8-K 1 d8k.htm FORM 8-K Form 8-K

UNITED STATES

SECURITIES AND EXCHANGE COMMISSION

Washington, D.C. 20549

 


FORM 8-K

 


CURRENT REPORT

PURSUANT TO SECTION 13 OR 15(d) OF THE

SECURITIES EXCHANGE ACT OF 1934

Date of report (Date of earliest event reported): December 1, 1992

 


UNION BANKSHARES COMPANY

(Exact name of registrant as specified in its charter)

 


 

Maine   0-12958   01-0395131

(State or other jurisdiction

of incorporation)

  (Commission File Number)  

(IRS Employer

Identification No.)

66 Main Street

Ellsworth, ME 04605

(Address of principal executive offices) (Zip Code)

(207) 667-2504

(Registrant’s telephone number, including area code)

Not Applicable

(Former name or former address, if changed since last report)

 


Check the appropriate box below if the Form 8-K filing is intended to simultaneously satisfy the filing obligation of the registrant under any of the following provisions:

 

¨ Written communications pursuant to Rule 425 under the Securities Act (17 CFR 230.425)

 

¨ Soliciting material pursuant to Rule 14a-12 under the Exchange Act (17 CFR 240.14a-12)

 

¨ Pre-commencement communications pursuant to Rule 14d-2(b) under the Exchange Act (17 CFR 240.14d-2(b))

 

¨ Pre-commencement communications pursuant to Rule 13e-4 (c) under the Exchange Act (17 CFR 240.13e-4(c))

 



Item 7.01. Regulation FD

Union Trust Company, the Maine chartered commercial bank subsidiary (the “Bank”) of Union Bankshares Company (the “Company”), has entered into salary continuation agreements (the “Agreements”) with certain of its executive officers, including Messrs. Blyberg, Lynch, and Sargent, pursuant to which, should the executive terminate his/her employment, either voluntarily or involuntarily, within three years of a change of control or other “business combination” as defined in the Agreements, the executive would be entitled to receive an amount equal to the lesser of (i) three times the total compensation paid to him in the last full fiscal year prior to termination of his employment, less one dollar, or (ii) the maximum amount permitted without such payment being deemed an “excess parachute payment” within the meaning of Section 280G of the Internal Revenue Code. The Bank entered into such Agreements with John P. Lynch, Executive Vice President and Regional Manager of the Bank, on December 1, 1992, with Peter A. Blyberg, President and Chief Executive Officer of the Bank, on August 12, 1993, and with Rebecca J. Sargent, Senior Vice President and Senior Trust Officer of the Bank, on October 10, 1996. A description of the material terms of the Agreements has been included in the Company’s proxy statement disclosure filed with the Securities and Exchange Commission through the online EDGAR system since at least March, 1996, and possibly in paper filings prior to that.

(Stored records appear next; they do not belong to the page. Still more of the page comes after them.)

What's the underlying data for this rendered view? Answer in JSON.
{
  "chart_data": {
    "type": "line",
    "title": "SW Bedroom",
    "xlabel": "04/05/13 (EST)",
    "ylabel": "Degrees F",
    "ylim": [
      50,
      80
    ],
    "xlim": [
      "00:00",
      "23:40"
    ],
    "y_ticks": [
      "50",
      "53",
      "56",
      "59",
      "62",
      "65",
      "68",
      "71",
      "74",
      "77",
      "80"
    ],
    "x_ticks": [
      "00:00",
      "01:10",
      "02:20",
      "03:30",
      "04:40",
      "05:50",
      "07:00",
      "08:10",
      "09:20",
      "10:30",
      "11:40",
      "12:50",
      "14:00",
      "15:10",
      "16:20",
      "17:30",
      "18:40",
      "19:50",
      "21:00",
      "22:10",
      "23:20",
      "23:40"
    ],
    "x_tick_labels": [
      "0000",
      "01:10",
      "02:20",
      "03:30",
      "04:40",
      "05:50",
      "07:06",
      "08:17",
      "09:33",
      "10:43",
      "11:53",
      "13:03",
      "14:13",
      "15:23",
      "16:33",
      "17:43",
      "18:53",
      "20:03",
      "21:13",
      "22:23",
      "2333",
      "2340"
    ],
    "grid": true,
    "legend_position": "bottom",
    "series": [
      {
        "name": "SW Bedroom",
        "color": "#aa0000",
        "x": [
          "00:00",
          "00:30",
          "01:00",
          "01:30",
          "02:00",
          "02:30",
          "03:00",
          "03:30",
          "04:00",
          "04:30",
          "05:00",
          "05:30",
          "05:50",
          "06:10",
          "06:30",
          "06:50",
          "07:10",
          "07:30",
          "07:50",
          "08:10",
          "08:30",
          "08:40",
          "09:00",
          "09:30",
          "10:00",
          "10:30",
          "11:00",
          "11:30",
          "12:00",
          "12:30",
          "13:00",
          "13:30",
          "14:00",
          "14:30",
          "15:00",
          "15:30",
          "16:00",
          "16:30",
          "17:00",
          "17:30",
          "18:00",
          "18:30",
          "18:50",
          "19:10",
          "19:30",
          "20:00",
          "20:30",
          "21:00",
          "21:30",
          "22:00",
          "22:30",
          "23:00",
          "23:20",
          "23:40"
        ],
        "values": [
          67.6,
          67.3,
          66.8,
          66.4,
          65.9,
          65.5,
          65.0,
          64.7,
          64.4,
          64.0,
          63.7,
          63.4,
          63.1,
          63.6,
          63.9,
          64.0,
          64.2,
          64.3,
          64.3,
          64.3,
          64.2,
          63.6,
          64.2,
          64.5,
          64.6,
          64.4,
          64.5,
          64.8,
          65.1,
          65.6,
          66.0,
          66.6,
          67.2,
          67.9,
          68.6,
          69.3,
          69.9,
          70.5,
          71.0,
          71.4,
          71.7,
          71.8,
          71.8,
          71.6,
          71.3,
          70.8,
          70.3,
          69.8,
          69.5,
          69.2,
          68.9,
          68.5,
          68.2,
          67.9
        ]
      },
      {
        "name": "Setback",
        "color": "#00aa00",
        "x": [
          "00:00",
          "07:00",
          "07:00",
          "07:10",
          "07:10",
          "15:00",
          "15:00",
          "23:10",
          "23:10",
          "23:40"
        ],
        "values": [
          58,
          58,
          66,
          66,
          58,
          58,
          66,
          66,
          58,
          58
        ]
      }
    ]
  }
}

A copy of a form of the Agreements is attached as Exhibit 10.7.

 

Item 9.01. Financial Statements and Exhibits.

 

(d) The following exhibits are filed with this Report:

 

Exhibit No.   

Description

10.7    Form of Salary Continuation Agreement between Union Trust Company and each of Peter A. Blyberg, President and Chief Executive Officer, John P. Lynch, Executive Vice President and Regional Manager, and Rebecca J. Sargent, Senior Vice President and Senior Trust Officer.


SIGNATURES

Pursuant to the requirements of the Securities Exchange Act of 1934, as amended, the registrant has duly caused this report to be signed on its behalf by the undersigned hereunto duly authorized.

 

UNION BANKSHARES COMPANY
By:  

/s/ Sally J. Hutchins

Name:   Sally J. Hutchins
Title:   Senior Vice President and Clerk

Date: May 1, 2007


EXHIBIT INDEX

 

Exhibit No.  

Description

10.7   Form of Salary Continuation Agreement between Union Trust Company and each of Peter A. Blyberg, President and Chief Executive Officer, John P. Lynch, Executive Vice President and Regional Manager, and Rebecca J. Sargent, Senior Vice President and Senior Trust Officer.